Al Salam Private School & Nursery is a British curriculum private school in Dubai, UAE.
Its original site was established in 1985 as a nursery, located in the communities of Dubai, in Al Rigga, to Al Muteena and later Hor Al Anz, from which the school opened in 1988. It moved to the current location in Al Nahda 2 in 1994. It is one of the highest achieving schools in Dubai.

Al Salam School began as a nursery in 1985 and three years later, Al Salam Private School was established. The location of the school changed as it grew and larger sites were used to accommodate the growing numbers.
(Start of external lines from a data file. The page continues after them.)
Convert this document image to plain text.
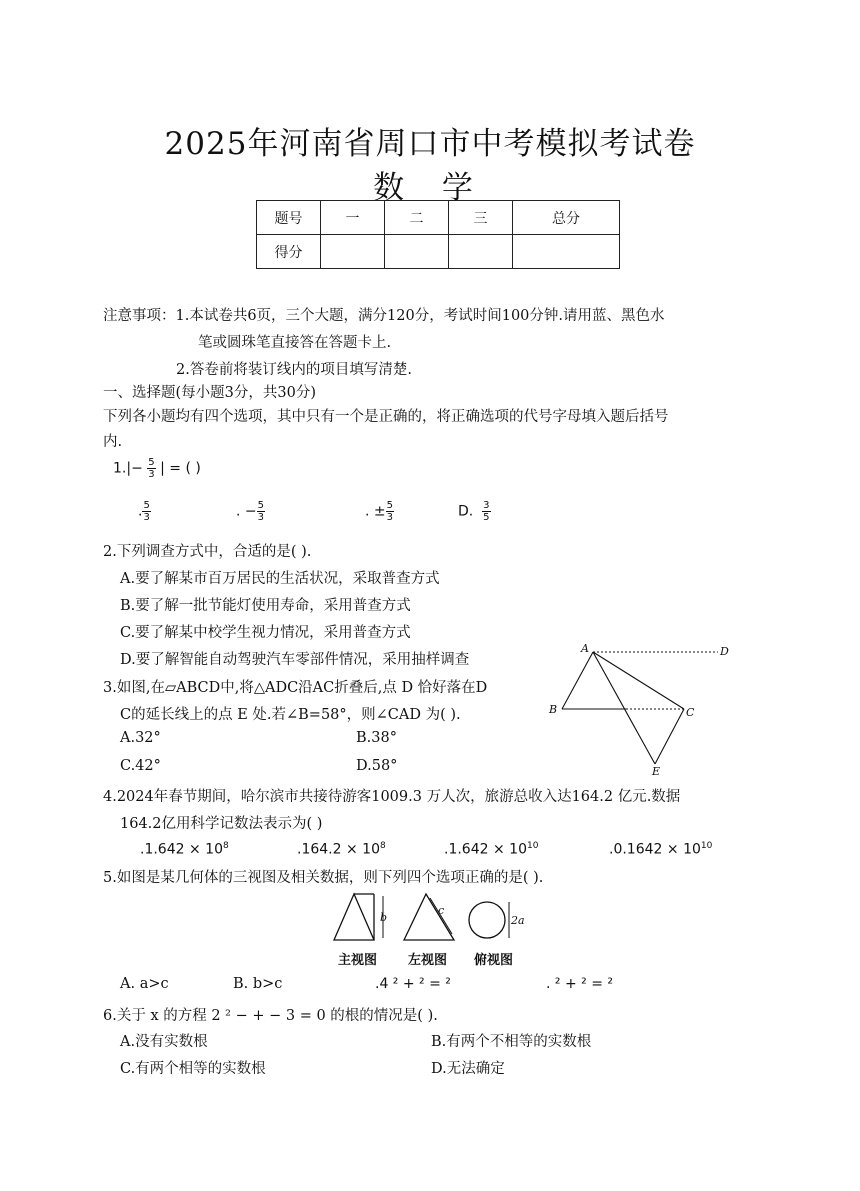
2025年河南省周口市中考模拟考试卷
数 学
题号	一	二	三	总分
得分				
注意事项：1.本试卷共6页，三个大题，满分120分，考试时间100分钟.请用蓝、黑色水
笔或圆珠笔直接答在答题卡上.
2.答卷前将装订线内的项目填写清楚.
一、选择题(每小题3分，共30分)
下列各小题均有四个选项，其中只有一个是正确的，将正确选项的代号字母填入题后括号
内.
$1.|- \frac{5}{3}$ | = ( )
. $\frac{5}{3}$	. − $\frac{5}{3}$	. ± $\frac{5}{3}$	D. $\frac{3}{5}$
2.下列调查方式中，合适的是( ).
A.要了解某市百万居民的生活状况，采取普查方式
B.要了解一批节能灯使用寿命，采用普查方式
C.要了解某中校学生视力情况，采用普查方式
D.要了解智能自动驾驶汽车零部件情况，采用抽样调查
3.如图,在▱ABCD中,将△ADC沿AC折叠后,点 D 恰好落在D
C的延长线上的点 E 处.若∠B=58°，则∠CAD 为( ).
A.32°	B.38°
C.42°	D.58°
A	D
B	C
E
4.2024年春节期间，哈尔滨市共接待游客1009.3 万人次，旅游总收入达164.2 亿元.数据
164.2亿用科学记数法表示为( )
$.1.642 \times 10^8$	$.164.2 \times 10^8$	$.1.642 \times 10^{10}$	$.0.1642 \times 10^{10}$
5.如图是某几何体的三视图及相关数据，则下列四个选项正确的是( ).
b
c
2a
主视图 左视图 俯视图
A. a>c	B. b>c	.4 ² + ² = ²	. ² + ² = ²
6.关于 x 的方程 2 ² − + − 3 = 0 的根的情况是( ).
A.没有实数根	B.有两个不相等的实数根
C.有两个相等的实数根	D.无法确定
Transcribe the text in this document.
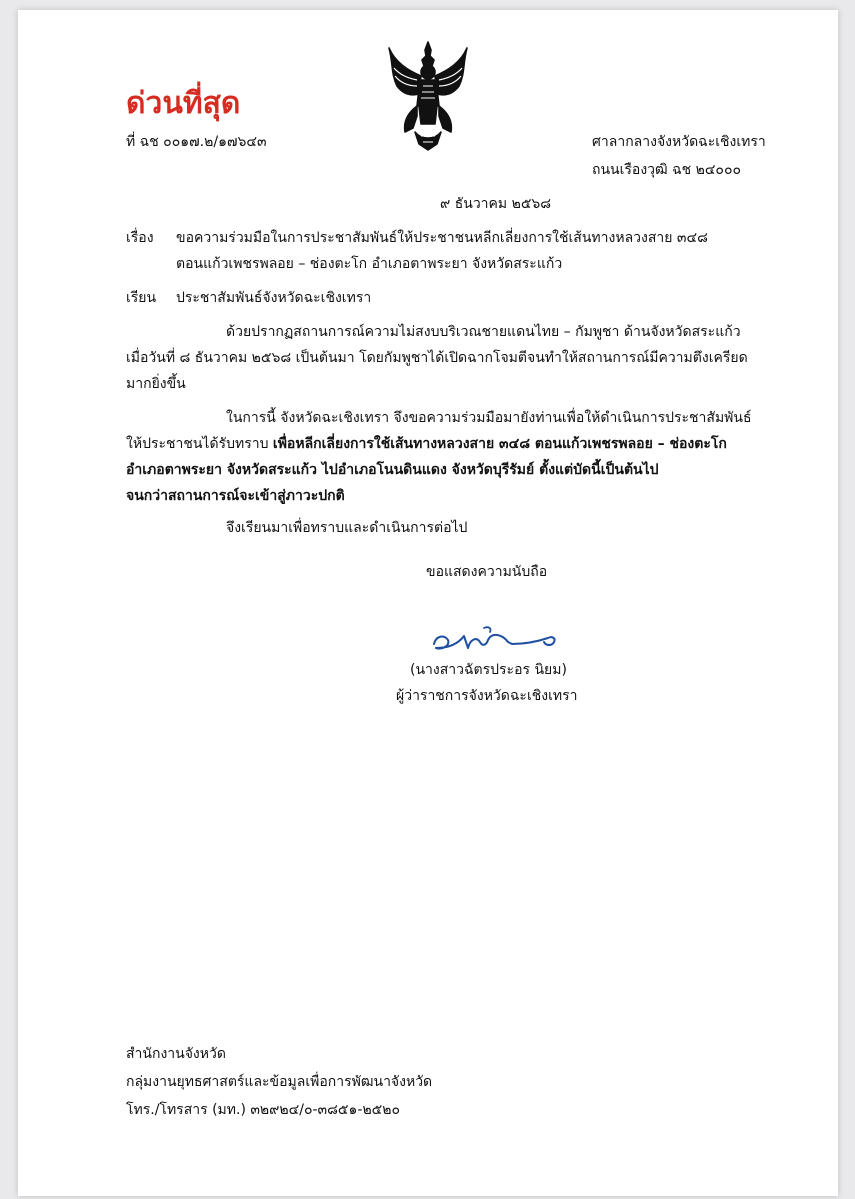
ด่วนที่สุด
ที่ ฉช ๐๐๑๗.๒/๑๗๖๔๓	ศาลากลางจังหวัดฉะเชิงเทรา
ถนนเรืองวุฒิ ฉช ๒๔๐๐๐
๙ ธันวาคม ๒๕๖๘
เรื่อง ขอความร่วมมือในการประชาสัมพันธ์ให้ประชาชนหลีกเลี่ยงการใช้เส้นทางหลวงสาย ๓๔๘
ตอนแก้วเพชรพลอย – ช่องตะโก อำเภอตาพระยา จังหวัดสระแก้ว
เรียน ประชาสัมพันธ์จังหวัดฉะเชิงเทรา
ด้วยปรากฏสถานการณ์ความไม่สงบบริเวณชายแดนไทย – กัมพูชา ด้านจังหวัดสระแก้ว
เมื่อวันที่ ๘ ธันวาคม ๒๕๖๘ เป็นต้นมา โดยกัมพูชาได้เปิดฉากโจมตีจนทำให้สถานการณ์มีความตึงเครียด
มากยิ่งขึ้น
ในการนี้ จังหวัดฉะเชิงเทรา จึงขอความร่วมมือมายังท่านเพื่อให้ดำเนินการประชาสัมพันธ์
ให้ประชาชนได้รับทราบ เพื่อหลีกเลี่ยงการใช้เส้นทางหลวงสาย ๓๔๘ ตอนแก้วเพชรพลอย – ช่องตะโก
อำเภอตาพระยา จังหวัดสระแก้ว ไปอำเภอโนนดินแดง จังหวัดบุรีรัมย์ ตั้งแต่บัดนี้เป็นต้นไป
จนกว่าสถานการณ์จะเข้าสู่ภาวะปกติ
จึงเรียนมาเพื่อทราบและดำเนินการต่อไป
ขอแสดงความนับถือ
(นางสาวฉัตรประอร นิยม)
ผู้ว่าราชการจังหวัดฉะเชิงเทรา
สำนักงานจังหวัด
กลุ่มงานยุทธศาสตร์และข้อมูลเพื่อการพัฒนาจังหวัด
โทร./โทรสาร (มท.) ๓๒๙๒๔/๐-๓๘๕๑-๒๕๒๐
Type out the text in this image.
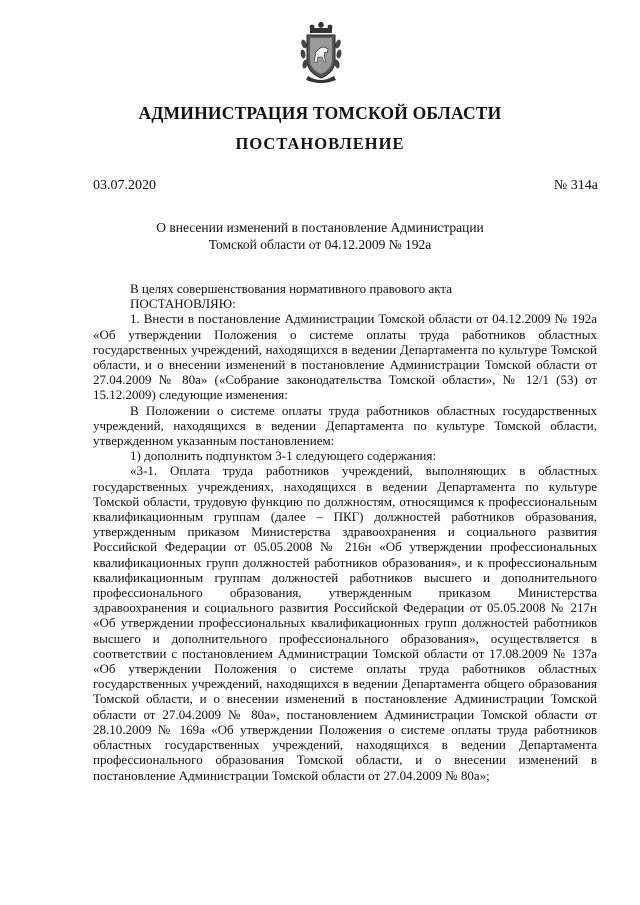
АДМИНИСТРАЦИЯ ТОМСКОЙ ОБЛАСТИ
ПОСТАНОВЛЕНИЕ
03.07.2020	№ 314а
О внесении изменений в постановление Администрации
Томской области от 04.12.2009 № 192а

В целях совершенствования нормативного правового акта

ПОСТАНОВЛЯЮ:

1. Внести в постановление Администрации Томской области от 04.12.2009 № 192а «Об утверждении Положения о системе оплаты труда работников областных государственных учреждений, находящихся в ведении Департамента по культуре Томской области, и о внесении изменений в постановление Администрации Томской области от 27.04.2009 № 80а» («Собрание законодательства Томской области», № 12/1 (53) от 15.12.2009) следующие изменения:

В Положении о системе оплаты труда работников областных государственных учреждений, находящихся в ведении Департамента по культуре Томской области, утвержденном указанным постановлением:

1) дополнить подпунктом 3-1 следующего содержания:

«3-1. Оплата труда работников учреждений, выполняющих в областных государственных учреждениях, находящихся в ведении Департамента по культуре Томской области, трудовую функцию по должностям, относящимся к профессиональным квалификационным группам (далее – ПКГ) должностей работников образования, утвержденным приказом Министерства здравоохранения и социального развития Российской Федерации от 05.05.2008 № 216н «Об утверждении профессиональных квалификационных групп должностей работников образования», и к профессиональным квалификационным группам должностей работников высшего и дополнительного профессионального образования, утвержденным приказом Министерства здравоохранения и социального развития Российской Федерации от 05.05.2008 № 217н «Об утверждении профессиональных квалификационных групп должностей работников высшего и дополнительного профессионального образования», осуществляется в соответствии с постановлением Администрации Томской области от 17.08.2009 № 137а «Об утверждении Положения о системе оплаты труда работников областных государственных учреждений, находящихся в ведении Департамента общего образования Томской области, и о внесении изменений в постановление Администрации Томской области от 27.04.2009 № 80а», постановлением Администрации Томской области от 28.10.2009 № 169а «Об утверждении Положения о системе оплаты труда работников областных государственных учреждений, находящихся в ведении Департамента профессионального образования Томской области, и о внесении изменений в постановление Администрации Томской области от 27.04.2009 № 80а»;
Al Salam operated in Hor Al Anz through to its current site in Al Nahda 2.

The school ranks as one of the best value for money schools in Dubai.

==Leadership==
The school was set up by Sue Johnston, who was its principal for 29 years. She was Dubai's longest serving headteacher, who has been a key influencer in the education sector in Dubai and described as 'inspirational' by the KHDA.

Kausor Amin-Ali succeeded Sue Johnston in August 2017 to January 2019. From February 2019, the principal was Craig Dyche-Nichols. He was replaced by Wendy Banks in 2021, who was replaced by Tasleem Koser in 2024.

==Expansion of the school to a second site==

From September 2019, Al Salam Private School became exclusively Primary for two years. The Secondary school relocated to Al Twar 2, just 6 km from the current site. The new site is a purpose built and houses an additional new Primary school. Both of these new schools will be collectively known as Al Salam Community School.

Both Primary schools will be feeders into the new larger Secondary school.

==Update==
In 2021, Al Salam Private School re-opened its secondary school provision.

As from November 5, 2025, Al Salam Private School is extending to Years 12 and 13.